News that consulting giant Deloitte has opted to site its new Islamic Finance Knowledge Centre (IFKC) in Bahrain reflects the Kingdom’s track record as the most established financial centre in the Gulf and a global hub for Islamic Finance, according to Kamal Ahmed, Chief Operating Officer of the Bahrain Economic Development Board (EDB).
“As the first country in the region to establish a finance industry over 40 years ago and a pioneer of Islamic finance, Bahrain is the ideal location for Deloitte to base its new Islamic Finance Knowledge Centre. We are delighted that Deloitte is among the growing number of global companies that are recognising the Kingdom as the location of choice from which to access the trillion dollarGulf market and the wider Middle East.”
Deloitte, which has been in Bahrain since 1955, has identified the Middle East as a priority market that represents superior growth opportunities for its own business and its clients alike. The company reports impressive revenue growth in the region of more than 25 percent annually for the past three consecutive years. The IFKC will help the firm’s clients tap into the growing opportunities and potential of the Islamic Finance sector, which is predicted to maintain growth that, over the past five years, has averaged 15-20 percent.

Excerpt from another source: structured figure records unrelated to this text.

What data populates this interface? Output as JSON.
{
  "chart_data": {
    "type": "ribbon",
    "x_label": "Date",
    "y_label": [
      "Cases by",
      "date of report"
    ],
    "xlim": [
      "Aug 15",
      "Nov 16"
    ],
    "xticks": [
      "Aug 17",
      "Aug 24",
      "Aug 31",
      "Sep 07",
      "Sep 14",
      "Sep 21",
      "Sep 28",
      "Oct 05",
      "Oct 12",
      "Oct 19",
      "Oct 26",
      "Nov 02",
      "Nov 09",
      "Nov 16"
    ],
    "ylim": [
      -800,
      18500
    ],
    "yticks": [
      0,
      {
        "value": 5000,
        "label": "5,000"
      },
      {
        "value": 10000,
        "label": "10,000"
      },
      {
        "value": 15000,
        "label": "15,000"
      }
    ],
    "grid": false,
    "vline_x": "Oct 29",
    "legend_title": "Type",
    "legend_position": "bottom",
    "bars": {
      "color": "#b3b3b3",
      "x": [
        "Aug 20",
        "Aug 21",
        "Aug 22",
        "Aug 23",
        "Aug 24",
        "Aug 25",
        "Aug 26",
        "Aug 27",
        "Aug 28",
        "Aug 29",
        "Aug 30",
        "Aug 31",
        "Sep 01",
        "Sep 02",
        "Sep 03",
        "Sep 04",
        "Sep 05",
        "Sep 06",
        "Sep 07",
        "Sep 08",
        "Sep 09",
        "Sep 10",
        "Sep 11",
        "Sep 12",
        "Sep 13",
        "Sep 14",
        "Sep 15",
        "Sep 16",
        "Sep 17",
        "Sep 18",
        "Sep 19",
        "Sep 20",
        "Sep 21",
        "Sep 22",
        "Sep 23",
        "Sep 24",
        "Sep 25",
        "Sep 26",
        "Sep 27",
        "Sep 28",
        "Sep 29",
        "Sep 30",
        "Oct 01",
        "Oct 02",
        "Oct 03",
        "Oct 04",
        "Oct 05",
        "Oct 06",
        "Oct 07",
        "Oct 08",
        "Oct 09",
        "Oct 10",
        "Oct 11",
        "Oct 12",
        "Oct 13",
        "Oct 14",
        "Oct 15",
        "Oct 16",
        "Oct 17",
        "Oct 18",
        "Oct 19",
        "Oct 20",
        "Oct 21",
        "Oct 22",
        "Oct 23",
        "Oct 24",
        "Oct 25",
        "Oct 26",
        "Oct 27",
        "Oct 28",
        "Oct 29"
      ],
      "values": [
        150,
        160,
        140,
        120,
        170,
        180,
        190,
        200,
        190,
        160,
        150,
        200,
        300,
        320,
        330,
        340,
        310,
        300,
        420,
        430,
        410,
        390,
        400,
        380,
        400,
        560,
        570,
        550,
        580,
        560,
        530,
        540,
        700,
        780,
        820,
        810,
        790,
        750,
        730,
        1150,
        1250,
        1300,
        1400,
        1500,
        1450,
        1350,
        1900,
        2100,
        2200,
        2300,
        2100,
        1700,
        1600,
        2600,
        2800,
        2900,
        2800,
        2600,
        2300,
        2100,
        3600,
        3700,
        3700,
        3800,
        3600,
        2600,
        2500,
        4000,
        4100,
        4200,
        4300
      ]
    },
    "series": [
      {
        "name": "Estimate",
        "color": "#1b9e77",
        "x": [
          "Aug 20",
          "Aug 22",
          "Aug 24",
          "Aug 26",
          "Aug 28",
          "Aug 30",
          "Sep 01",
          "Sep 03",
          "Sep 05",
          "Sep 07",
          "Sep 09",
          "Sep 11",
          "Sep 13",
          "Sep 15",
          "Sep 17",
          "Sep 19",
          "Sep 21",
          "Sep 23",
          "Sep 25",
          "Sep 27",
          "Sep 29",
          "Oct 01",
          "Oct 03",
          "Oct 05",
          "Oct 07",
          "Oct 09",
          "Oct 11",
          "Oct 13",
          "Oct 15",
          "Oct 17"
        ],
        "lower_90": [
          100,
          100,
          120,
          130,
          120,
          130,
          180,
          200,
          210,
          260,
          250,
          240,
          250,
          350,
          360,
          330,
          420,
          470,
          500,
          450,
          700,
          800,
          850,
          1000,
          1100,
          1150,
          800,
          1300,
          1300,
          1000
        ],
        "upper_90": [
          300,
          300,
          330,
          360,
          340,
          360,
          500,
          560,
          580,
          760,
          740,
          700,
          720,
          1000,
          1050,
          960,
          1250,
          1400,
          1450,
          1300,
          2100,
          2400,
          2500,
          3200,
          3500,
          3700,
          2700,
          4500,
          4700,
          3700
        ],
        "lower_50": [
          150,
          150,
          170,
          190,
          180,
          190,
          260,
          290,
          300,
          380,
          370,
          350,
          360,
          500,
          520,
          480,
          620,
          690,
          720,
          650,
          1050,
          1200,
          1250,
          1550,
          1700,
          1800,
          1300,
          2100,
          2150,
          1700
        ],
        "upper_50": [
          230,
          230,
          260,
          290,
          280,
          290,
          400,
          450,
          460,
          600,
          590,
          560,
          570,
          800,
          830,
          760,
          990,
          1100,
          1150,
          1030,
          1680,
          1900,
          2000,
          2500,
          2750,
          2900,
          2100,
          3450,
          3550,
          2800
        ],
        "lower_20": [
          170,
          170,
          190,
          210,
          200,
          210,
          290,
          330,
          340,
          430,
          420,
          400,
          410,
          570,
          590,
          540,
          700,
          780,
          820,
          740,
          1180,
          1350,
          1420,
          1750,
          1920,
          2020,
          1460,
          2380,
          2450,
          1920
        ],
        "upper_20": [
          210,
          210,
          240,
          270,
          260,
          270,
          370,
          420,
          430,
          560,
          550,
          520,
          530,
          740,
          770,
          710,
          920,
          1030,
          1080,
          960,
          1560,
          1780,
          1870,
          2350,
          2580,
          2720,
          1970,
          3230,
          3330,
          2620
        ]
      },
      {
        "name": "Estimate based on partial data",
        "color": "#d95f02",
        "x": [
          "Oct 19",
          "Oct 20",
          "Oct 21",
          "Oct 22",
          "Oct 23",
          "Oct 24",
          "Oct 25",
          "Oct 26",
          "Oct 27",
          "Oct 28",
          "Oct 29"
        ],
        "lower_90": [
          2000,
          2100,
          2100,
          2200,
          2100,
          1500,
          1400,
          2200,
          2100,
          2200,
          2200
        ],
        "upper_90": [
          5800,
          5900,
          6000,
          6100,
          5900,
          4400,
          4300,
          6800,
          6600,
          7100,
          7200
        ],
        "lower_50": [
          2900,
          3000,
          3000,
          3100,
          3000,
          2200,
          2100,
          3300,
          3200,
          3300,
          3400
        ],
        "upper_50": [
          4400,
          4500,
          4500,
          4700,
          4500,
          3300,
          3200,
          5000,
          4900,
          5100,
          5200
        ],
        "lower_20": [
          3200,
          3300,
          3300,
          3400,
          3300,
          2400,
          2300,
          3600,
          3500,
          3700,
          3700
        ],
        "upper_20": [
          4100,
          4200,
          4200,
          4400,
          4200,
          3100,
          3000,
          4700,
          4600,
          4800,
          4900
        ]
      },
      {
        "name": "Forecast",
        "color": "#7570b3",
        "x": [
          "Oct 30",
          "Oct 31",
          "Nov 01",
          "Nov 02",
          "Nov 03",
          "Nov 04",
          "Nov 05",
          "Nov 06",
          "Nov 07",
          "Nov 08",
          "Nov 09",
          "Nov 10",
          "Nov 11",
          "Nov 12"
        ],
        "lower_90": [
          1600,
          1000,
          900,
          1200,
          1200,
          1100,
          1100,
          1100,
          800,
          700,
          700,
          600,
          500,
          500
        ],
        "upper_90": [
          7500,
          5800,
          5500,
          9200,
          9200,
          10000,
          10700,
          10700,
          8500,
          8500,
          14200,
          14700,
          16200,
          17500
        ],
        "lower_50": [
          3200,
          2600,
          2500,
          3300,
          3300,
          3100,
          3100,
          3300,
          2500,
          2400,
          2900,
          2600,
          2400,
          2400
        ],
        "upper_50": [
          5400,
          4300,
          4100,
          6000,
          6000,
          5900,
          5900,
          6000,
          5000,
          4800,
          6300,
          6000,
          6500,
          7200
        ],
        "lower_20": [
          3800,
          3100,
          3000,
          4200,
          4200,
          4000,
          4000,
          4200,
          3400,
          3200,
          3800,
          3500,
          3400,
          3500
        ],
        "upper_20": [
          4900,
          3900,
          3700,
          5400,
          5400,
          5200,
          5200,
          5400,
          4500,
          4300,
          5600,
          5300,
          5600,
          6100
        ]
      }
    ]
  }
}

IFKC experts will support the firm’s Middle East based audit, tax, consulting, risk and financial advisory professionals.

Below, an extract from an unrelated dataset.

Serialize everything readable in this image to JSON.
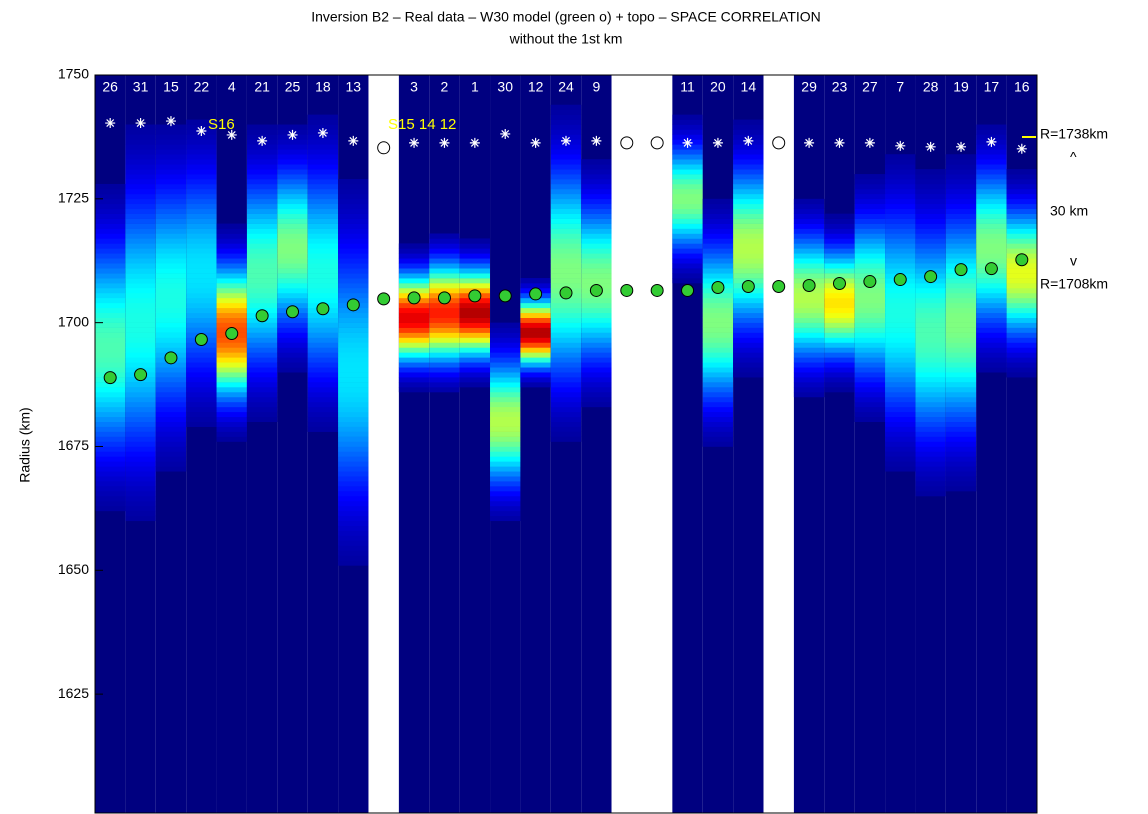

Commenting on the announcement last week, Dr Hatim Tahir, a director in the IFKC, said: “As a key financial services hub in the region, Bahrain is a natural base from which to launch Deloitte’s IFKC.”
Omar Fahoum, chairman and chief executive of Deloitte in the Middle East, added: “Bahrain was chosen because it is a leading Islamic finance hub for the Middle East region since there is a growing number of Islamic banks and financial institutions.”
Omar Fahoum noted that global Islamic Finance assets are estimated by the International Monetary Fund (IMF) to exceed US$ 260 billion and expected to grow to US$ 1 trillion by 2016. Currently around 60 percent of those assets are shared by countries in the Middle East, while 80 percent of the top 50 Islamic banks worldwide are located in the region.
In the mid-1970s, Bahrain was the first to take Islamic banking seriously and to nurture the concepts, rules and common standards of Shari’a compliance. Bahrain now has, by far, the largest number of Islamic banking entities in the world; more than 30 countries have sought the Kingdom’s support to develop their own Shari’a compliant banking. The Central Bank of Bahrain (CBB) consults widely with practitioners in the field to ensure regulations make practical sense and applies these firmly without exception. To raise professional standards, the CBB continues to devise and run numerous courses and training programmes to develop the skills of Islamic banking.
Bahrain’s financial services sector – with over 400 licensed institutions – is the largest contributor to total GDP (27 percent). Bahrain also has strong professional services, logistics, ICT, and manufacturing sectors, which the Kingdom intends to grow as part of the country’s Vision 2030 and National Economic Strategy. The plans are designed to drive the private sector as an engine for growth, support further diversification of the economy and ultimately elevate national living standards by creating greater opportunities for Bahrainis.